Nous sommes heureux de vous dire que les nouvelles sont vraiment meilleures ce matin : on travaille aux Appontements de Queyries avec 225 hommes, équipages compris, au lieu de 188 hier matin, soit 37 hommes de plus. Si la main d'œuvre continue à venir, il sera possible de faire une sélection et de ne garder que les hommes vraiment aptes au travail du charbon et des minerais. Mais, comme vous le dites, il est évident qu'il faut donner à cette nouvelle main-d'œuvre le temps de se former et il est bien certain que les ouvriers charbonniers qui ont quitté le travail et qui peuvent être considérés maintenant comme des professionnels, ont débuté dans les mêmes conditions que la main-d'œuvre que nous venons d'importer.
Comme vous le verrez par la note incluse, le découragement règne maintenant parmi les grévistes. Les renseignements inclus nous sont confirmés de tous les côtés. C'est ainsi que M. Ant. Bordes qui, en même temps que secrétaire de la Fédération maritime, est conseiller municipal, a été abordé hier soir par l'un de ses collègues socialistes et que celui-ci lui a déclaré que les charbonniers ne demandaient qu'à reprendre le travail.
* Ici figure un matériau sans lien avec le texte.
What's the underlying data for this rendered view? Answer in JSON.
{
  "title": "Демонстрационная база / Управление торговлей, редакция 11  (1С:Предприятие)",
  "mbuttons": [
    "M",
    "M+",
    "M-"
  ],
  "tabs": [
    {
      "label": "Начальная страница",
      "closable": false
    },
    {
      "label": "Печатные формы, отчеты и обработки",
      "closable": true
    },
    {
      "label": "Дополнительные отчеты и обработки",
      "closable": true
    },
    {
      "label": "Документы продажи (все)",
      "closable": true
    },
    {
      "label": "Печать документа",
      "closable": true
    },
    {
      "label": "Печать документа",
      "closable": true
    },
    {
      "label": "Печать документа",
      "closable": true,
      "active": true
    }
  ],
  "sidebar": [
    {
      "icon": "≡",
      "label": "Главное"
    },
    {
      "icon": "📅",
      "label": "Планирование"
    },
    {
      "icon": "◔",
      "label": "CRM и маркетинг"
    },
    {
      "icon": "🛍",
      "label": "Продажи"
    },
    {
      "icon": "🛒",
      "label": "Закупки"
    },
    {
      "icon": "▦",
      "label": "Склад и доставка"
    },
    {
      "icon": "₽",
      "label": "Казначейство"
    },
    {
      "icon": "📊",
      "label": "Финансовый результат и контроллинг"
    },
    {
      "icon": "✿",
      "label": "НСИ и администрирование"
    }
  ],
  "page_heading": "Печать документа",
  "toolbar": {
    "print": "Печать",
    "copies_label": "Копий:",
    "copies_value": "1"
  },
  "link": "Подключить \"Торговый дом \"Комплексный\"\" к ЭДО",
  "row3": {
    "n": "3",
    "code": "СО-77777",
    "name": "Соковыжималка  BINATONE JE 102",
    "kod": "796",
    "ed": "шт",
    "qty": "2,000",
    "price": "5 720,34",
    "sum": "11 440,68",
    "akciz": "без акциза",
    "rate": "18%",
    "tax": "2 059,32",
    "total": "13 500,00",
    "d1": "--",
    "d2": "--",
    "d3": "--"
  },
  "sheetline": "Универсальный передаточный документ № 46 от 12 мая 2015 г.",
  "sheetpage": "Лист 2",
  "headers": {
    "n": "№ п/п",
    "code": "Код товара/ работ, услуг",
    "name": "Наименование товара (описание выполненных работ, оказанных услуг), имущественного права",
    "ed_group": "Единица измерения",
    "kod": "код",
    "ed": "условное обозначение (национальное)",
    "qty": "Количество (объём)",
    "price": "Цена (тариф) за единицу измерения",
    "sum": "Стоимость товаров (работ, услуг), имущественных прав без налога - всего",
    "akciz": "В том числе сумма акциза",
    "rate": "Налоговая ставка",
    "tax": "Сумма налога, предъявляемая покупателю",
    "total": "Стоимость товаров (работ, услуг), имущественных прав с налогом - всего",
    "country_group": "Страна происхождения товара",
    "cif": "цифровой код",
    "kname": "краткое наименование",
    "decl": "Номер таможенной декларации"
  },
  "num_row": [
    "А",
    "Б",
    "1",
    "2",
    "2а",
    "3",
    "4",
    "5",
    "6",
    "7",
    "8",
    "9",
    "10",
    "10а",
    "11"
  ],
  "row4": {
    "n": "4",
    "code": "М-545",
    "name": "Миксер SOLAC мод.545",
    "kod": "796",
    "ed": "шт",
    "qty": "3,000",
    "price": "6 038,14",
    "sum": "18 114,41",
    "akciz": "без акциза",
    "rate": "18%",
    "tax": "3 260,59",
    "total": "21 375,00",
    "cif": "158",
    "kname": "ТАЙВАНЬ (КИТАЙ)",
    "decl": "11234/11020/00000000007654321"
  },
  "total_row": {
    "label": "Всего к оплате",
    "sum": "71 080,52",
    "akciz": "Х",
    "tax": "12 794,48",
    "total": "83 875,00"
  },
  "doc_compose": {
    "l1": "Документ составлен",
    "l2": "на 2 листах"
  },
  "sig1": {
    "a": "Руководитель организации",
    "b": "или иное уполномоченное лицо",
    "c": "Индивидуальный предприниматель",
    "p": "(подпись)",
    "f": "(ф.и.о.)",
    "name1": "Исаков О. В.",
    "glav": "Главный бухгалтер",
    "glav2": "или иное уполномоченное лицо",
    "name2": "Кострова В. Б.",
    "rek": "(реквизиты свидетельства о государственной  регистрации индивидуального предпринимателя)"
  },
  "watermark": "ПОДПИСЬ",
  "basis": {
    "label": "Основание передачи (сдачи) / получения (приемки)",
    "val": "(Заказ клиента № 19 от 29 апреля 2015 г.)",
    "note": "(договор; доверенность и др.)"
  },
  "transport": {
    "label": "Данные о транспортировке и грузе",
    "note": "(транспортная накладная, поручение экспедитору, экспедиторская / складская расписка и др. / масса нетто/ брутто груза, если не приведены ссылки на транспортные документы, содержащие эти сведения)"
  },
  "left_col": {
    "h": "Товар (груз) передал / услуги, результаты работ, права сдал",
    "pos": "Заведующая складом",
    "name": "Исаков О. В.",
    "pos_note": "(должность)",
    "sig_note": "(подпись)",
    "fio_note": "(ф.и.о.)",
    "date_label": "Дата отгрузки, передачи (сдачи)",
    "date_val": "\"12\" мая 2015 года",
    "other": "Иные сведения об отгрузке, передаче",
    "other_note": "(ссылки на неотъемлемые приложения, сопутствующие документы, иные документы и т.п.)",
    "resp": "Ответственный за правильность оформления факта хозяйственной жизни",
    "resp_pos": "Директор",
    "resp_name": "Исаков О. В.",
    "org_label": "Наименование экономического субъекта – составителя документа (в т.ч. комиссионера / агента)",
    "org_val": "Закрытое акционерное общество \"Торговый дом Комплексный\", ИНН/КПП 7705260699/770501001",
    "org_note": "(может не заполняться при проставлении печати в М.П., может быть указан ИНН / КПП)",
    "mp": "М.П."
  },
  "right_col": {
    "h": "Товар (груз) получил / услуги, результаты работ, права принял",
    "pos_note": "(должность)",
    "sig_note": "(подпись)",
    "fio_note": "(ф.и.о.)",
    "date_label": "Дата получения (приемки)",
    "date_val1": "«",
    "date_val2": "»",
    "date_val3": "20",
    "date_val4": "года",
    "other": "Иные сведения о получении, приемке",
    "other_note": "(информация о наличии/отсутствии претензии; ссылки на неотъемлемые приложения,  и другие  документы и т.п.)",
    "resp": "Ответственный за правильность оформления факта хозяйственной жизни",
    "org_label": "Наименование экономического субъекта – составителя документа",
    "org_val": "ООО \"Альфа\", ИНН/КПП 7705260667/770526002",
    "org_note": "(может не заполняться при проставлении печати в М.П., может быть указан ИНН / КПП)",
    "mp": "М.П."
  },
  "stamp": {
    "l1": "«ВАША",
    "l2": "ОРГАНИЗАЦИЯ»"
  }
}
Il est probable qu'une délégation des charbonniers demandera ce soir une entrevue à la Fédération maritime, et nous vous tiendrons au courant.
D'autre part, les quelques ouvriers de Rochefort qui n'ont pas regagné cette ville, se trouvent maintenant sur le pavé, puisque le maire refuse de les loger et de les nourrir, et quant aux grévistes bordelais, ils n'ont aucun fonds pour venir en aide à ces hommes.
Enfin, le Conseil des prud'hommes a condamné hier 5 hommes à la semaine de M. Sursol qui avaient quitté le travail sans préavis, ainsi que nous vous en avions avisé. M. S. a déclaré aux condamnés qu'ayant obtenu satisfaction sur la question de principe, il leur faisait cadeau de leur condamnation qui était de 30 F. Ce geste très habile a été immédiatement communiqué aux grévistes par les intéressés et a fait, paraît-il, une excellente impression.
Cet après-midi la situation est la même que ce matin : il n'y a pas eu de défection. A l'heure où nous vous écrivons, 4 heures soir, nous n'avons rien de nouveau à vous dire, sauf que, suivant les renseignements qui nous sont parvenus cet après-midi, il nous arrivera encore quelques travailleurs demain et lundi. Nous n'en serons pas fâchés, car le lundi est toujours un mauvais jour, les ouvriers et, spécialement les charbonniers, le chômant souvent.
Nous ne serions donc pas surpris d'avoir moins d'ouvriers lundi matin que ce matin, mais nous espérons que mardi ou mercredi, il y aura une reprise très sensible du travail et que les choses rentreront ainsi petit à petit dans l'ordre.
Veuillez agréer, Messieurs, nos salutations empressées.